Ella tomó aire, sus ojos brillando con lágrimas contenidas.
—Me fui porque pusiste en riesgo a nuestro bebé… a nuestros bebés. La prueba de ADN, Enzo. Sabías que podía ser peligroso, pero aun así insististe.
Enzo golpeó el brazo del sillón con fuerza.
—¡Tenía que hacerlo! Tú me dejaste sin elección. ¿Qué querías que pensara después de lo que vi?
—¿Y ahora? —replicó Amatista, su voz quebrándose—. ¿Ahora qué piensas, Enzo?
Él respiró hondo, tratando de calmar el torbellino en su pecho.
—Sigo pensando en esas fotos, en esos malditos videos. ¡Con Santiago, Amatista! No puedes negar lo que vi.
—Nunca me acosté con él. Nunca me acosté con nadie más que contigo —confesó ella, su tono cargado de sinceridad.
—No te creo —respondió Enzo con dureza, aunque su voz revelaba un atisbo de vulnerabilidad—. Pero aun así… no me importa.
Amatista cerró los ojos, intentando contener sus emociones.
—¿No te importa?
—No. Solo vuelve, gatita —dijo con un tono desesperado—. Quiero que vuelvas. Necesito que vuelvas.
—¿Si tanto me necesitas, entonces por qué te casaste con Rita? —preguntó Amatista con un reproche lleno de dolor.
La mención de Rita hizo que Enzo apretara los dientes.
—¿De verdad quieres saber? Me casé con ella para olvidarte. Porque pensé que así no te necesitaría.
Amatista guardó silencio, dejando que esas palabras calaran en su corazón.
—Pero no fue suficiente —continuó Enzo, su voz cayendo en un susurro—. Me acosté con ella y con otras mujeres.
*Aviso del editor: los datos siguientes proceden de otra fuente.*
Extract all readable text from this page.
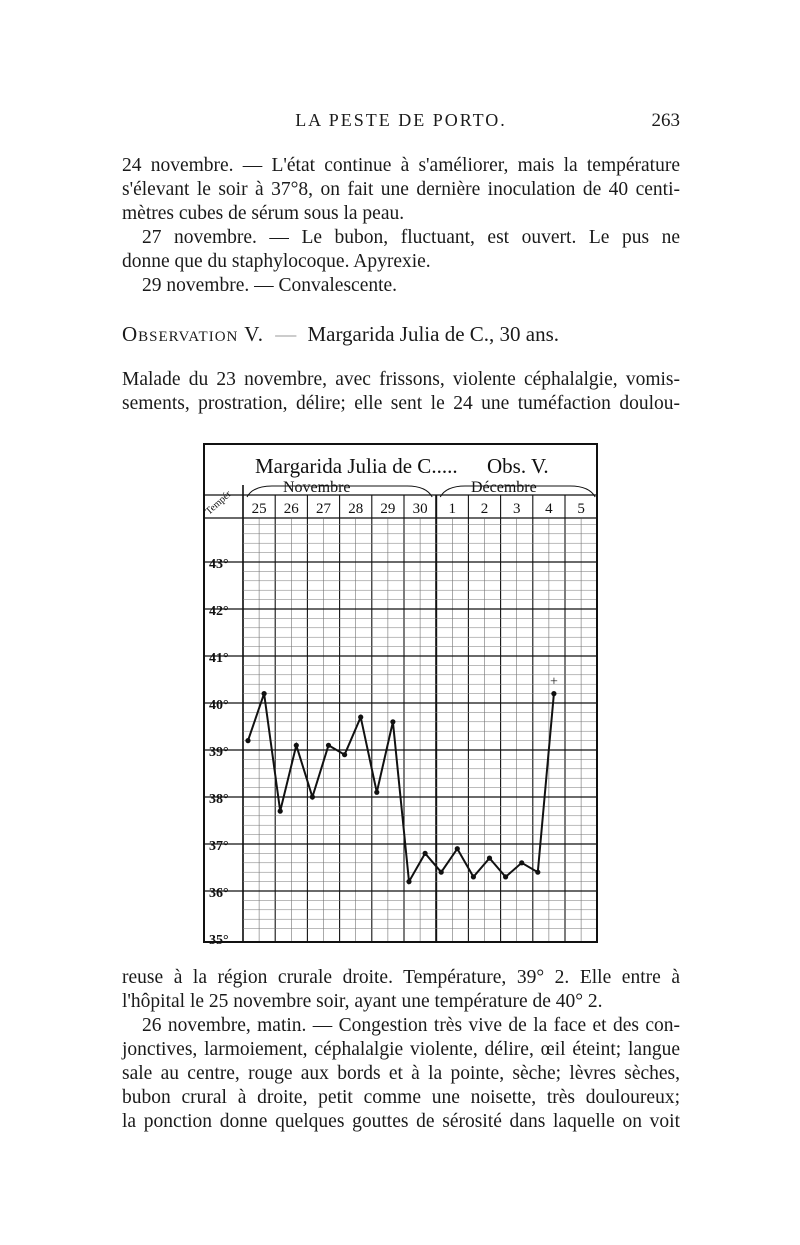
LA PESTE DE PORTO.	263
24 novembre. — L'état continue à s'améliorer, mais la température
s'élevant le soir à 37°8, on fait une dernière inoculation de 40 centi-
mètres cubes de sérum sous la peau.
27 novembre. — Le bubon, fluctuant, est ouvert. Le pus ne
donne que du staphylocoque. Apyrexie.
29 novembre. — Convalescente.
Observation V. — Margarida Julia de C., 30 ans.
Malade du 23 novembre, avec frissons, violente céphalalgie, vomis-
sements, prostration, délire; elle sent le 24 une tuméfaction doulou-
Margarida Julia de C..... Obs. V.
Novembre	Décembre
Tempér 25 26 27 28 29 30 1 2 3 4 5
43°
42°
41°
40°
39°
38°
37°
36°
35°
+
reuse à la région crurale droite. Température, 39° 2. Elle entre à
l'hôpital le 25 novembre soir, ayant une température de 40° 2.
26 novembre, matin. — Congestion très vive de la face et des con-
jonctives, larmoiement, céphalalgie violente, délire, œil éteint; langue
sale au centre, rouge aux bords et à la pointe, sèche; lèvres sèches,
bubon crural à droite, petit comme une noisette, très douloureux;
la ponction donne quelques gouttes de sérosité dans laquelle on voit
Y lo seguiré haciendo, gatita. Quiero que sientas el dolor que yo sentí.
Amatista sintió que su mundo se tambaleaba.
—Eres un cobarde, Enzo. ¿Crees que acostándote con otras mujeres me harás daño? Lo único que logras es destruir lo poco que queda entre nosotros.
—Tal vez, pero no puedo olvidar lo que vi. No puedo olvidar lo que sentí al pensar que eras de otro —respondió él, su tono lleno de rabia contenida—. Aun así… te perdonaría si vuelves.
Amatista dejó escapar un suspiro tembloroso.
—Volveré, Enzo. Pero no ahora. Necesito tiempo. Lo haré antes de que los niños nazcan.
—No me hagas esperar, gatita —dijo Enzo, su voz quebrándose.
Amatista dejó que el silencio hablara por ella. Antes de que Enzo pudiera decir algo más, cortó la llamada.
Enzo permaneció inmóvil, con el teléfono aún en su mano. Su pecho subía y bajaba con rapidez mientras las palabras de Amatista resonaban en su mente. "Nunca me acosté con nadie más que contigo."
Encendió un cigarrillo con manos temblorosas y lo llevó a sus labios. Una bocanada de humo escapó lentamente, pero no alivió la tensión que lo consumía. Su mirada se perdió en el vacío, mientras una sombra de duda comenzaba a filtrarse en su mente.
—¿Y si está diciendo la verdad? —murmuró para sí, apenas audible.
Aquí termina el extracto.